Review: Nothing Is Private

I chose Nothing Is Private based purely on the director, Alan Ball. He was one of the primary people responsible for Six Feet Under, a wonderful series from the fine people at HBO. He also wrote and co-produced American Beauty. He wrote the screenplay for Nothing Is Private based on the novel Towelhead by Alicia Erian, a semi-autobiographical account of her experience living with her Middle Eastern yet Christian father in Houston. It was his feature debut in the director's chair.

If my review sounds a little distracted, I'm dealing with secondhand smoke and some guy singing along to Corey Hart's "Sunglasses at Night". Just thought I'd let you know.

Anyway, Nothing Is Private is about 13-year old Jasira, played by much-more-than-13-years-old Summer Bishil, who has nothing but a spattering of TV credits to her name. She does a decent job, though I don't know if she pulls off age 13 completely.
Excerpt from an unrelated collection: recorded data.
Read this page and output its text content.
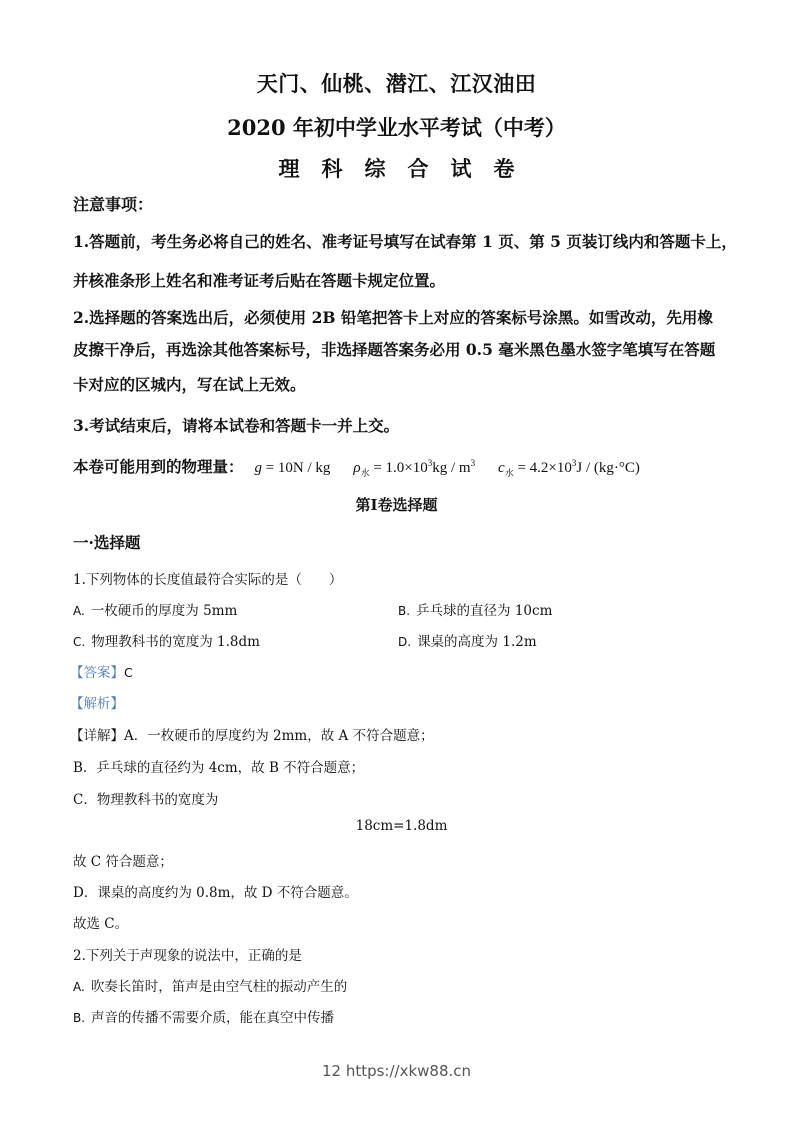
天门、仙桃、潜江、江汉油田
2020 年初中学业水平考试（中考）
理科综合试卷
注意事项：
1.答题前，考生务必将自己的姓名、准考证号填写在试春第 1 页、第 5 页装订线内和答题卡上，
并核准条形上姓名和准考证考后贴在答题卡规定位置。
2.选择题的答案选出后，必须使用 2B 铅笔把答卡上对应的答案标号涂黑。如雪改动，先用橡
皮擦干净后，再选涂其他答案标号，非选择题答案务必用 0.5 毫米黑色墨水签字笔填写在答题
卡对应的区城内，写在试上无效。
3.考试结束后，请将本试卷和答题卡一并上交。
本卷可能用到的物理量： g = 10N / kg $\rho_水 = 1.0\times 10^3kg / m^3$ $c_水 = 4.2\times 10^3J / (kg\cdot^\circ C)$
第Ⅰ卷选择题
一·选择题
1.下列物体的长度值最符合实际的是（　　）
A. 一枚硬币的厚度为 5mm	B. 乒乓球的直径为 10cm
C. 物理教科书的宽度为 1.8dm	D. 课桌的高度为 1.2m
【答案】C
【解析】
【详解】A．一枚硬币的厚度约为 2mm，故 A 不符合题意；
B．乒乓球的直径约为 4cm，故 B 不符合题意；
C．物理教科书的宽度为
18cm=1.8dm
故 C 符合题意；
D．课桌的高度约为 0.8m，故 D 不符合题意。
故选 C。
2.下列关于声现象的说法中，正确的是
A. 吹奏长笛时，笛声是由空气柱的振动产生的
B. 声音的传播不需要介质，能在真空中传播
12 https://xkw88.cn
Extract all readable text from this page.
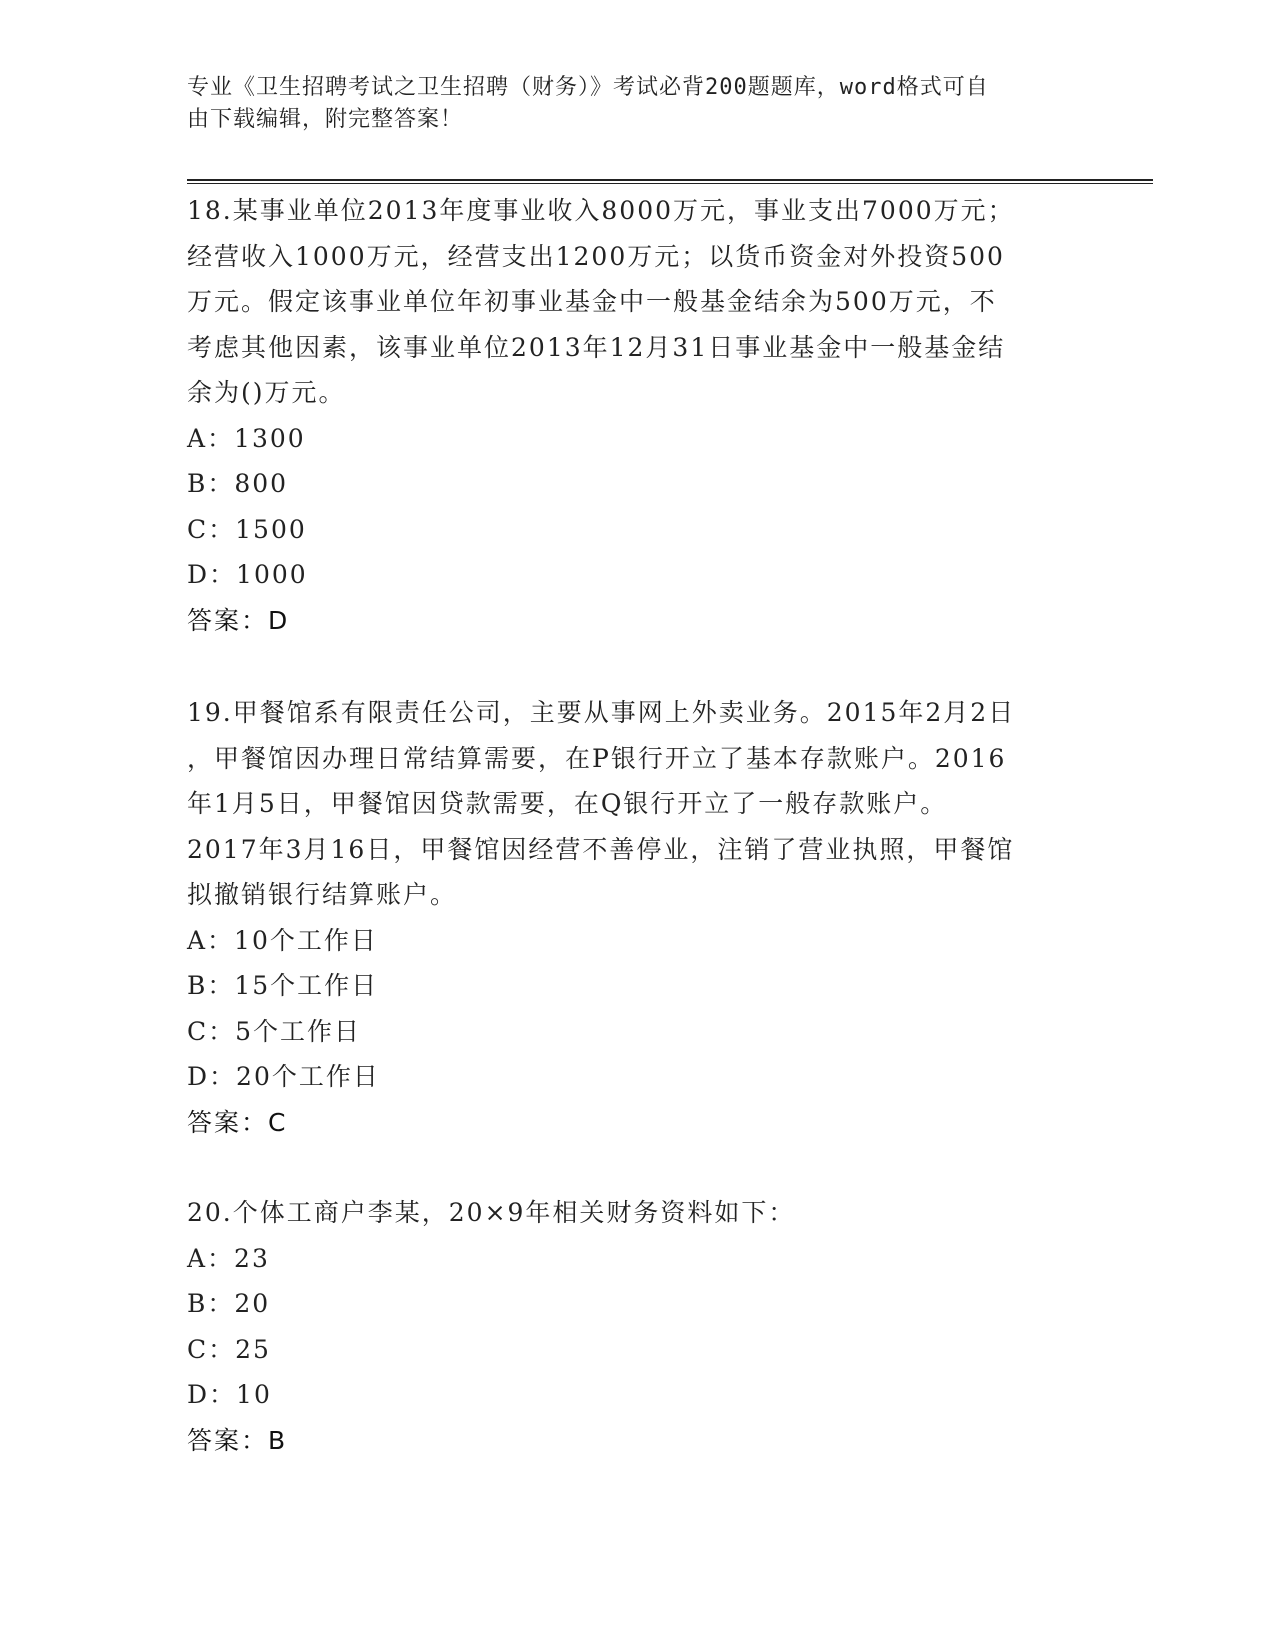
专业《卫生招聘考试之卫生招聘（财务）》考试必背200题题库，word格式可自
由下载编辑，附完整答案！
18.某事业单位2013年度事业收入8000万元，事业支出7000万元；
经营收入1000万元，经营支出1200万元；以货币资金对外投资500
万元。假定该事业单位年初事业基金中一般基金结余为500万元，不
考虑其他因素，该事业单位2013年12月31日事业基金中一般基金结
余为()万元。
A：1300
B：800
C：1500
D：1000
答案：D
19.甲餐馆系有限责任公司，主要从事网上外卖业务。2015年2月2日
，甲餐馆因办理日常结算需要，在P银行开立了基本存款账户。2016
年1月5日，甲餐馆因贷款需要，在Q银行开立了一般存款账户。
2017年3月16日，甲餐馆因经营不善停业，注销了营业执照，甲餐馆
拟撤销银行结算账户。
A：10个工作日
B：15个工作日
C：5个工作日
D：20个工作日
答案：C
20.个体工商户李某，20×9年相关财务资料如下：
A：23
B：20
C：25
D：10
答案：B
Jasira encounters a myriad of mal treatment, from her physically and emotionally abusive father, sexually abusive neighbor, and psychologically abusive classmates.

Peter Macdissi plays the aforementioned father, a NASA employee and Saddam-hating proud American citizen originally from Lebanon. It took me about two-thirds of the movie, but I finally recognized him as Claire's art teacher in Six Feet. Aaron Eckhart plays Jasira's neighbor, an Army reservist waiting to get called to Iraq during the Gulf War.

By the way, the Corey Hart impressionist just threatened someone, maybe me though I have no idea why, with punching them in the f***ing face -- nice.

Jasira's saviors are an anti-Texan neighbor couple played by Toni Collette and Matt Letscher. They serve up enough goodness to offset everyone else in the film. Okay, when things end, Ball shows us that not everyone is 100% bad, which is somewhat refreshing. During the Q&A, however, one questioner seemed a little taken aback that Jasira doesn't end up "destroyed", and that perhaps Alan was "sending the wrong message". Alan Ball argued credibly that to assume that all under aged people who experience "inappropriate sexual contact with an adult" end up whacked is to assume that a good portion of today's population is destroyed.

The movie was admittedly a little less than I was hoping for. Some moments seemed a little less than real, dialog a little weak. Some moments, though, played out very well, with good comedic relief when you needed it ("It doesn't matter what color your friend is if she's a girl. Don't paint me out to be a racist."). Maybe Alan just needed a little more time with the script. I didn't regret seeing this film, but I wouldn't beg you to see it. My imdb rating: 6/10.

1 comment:

Kerry said...

Maybe you shouldn't write your reviews in biker karaoke bars? "Don't switch the blade with the guy in shades oh no!!"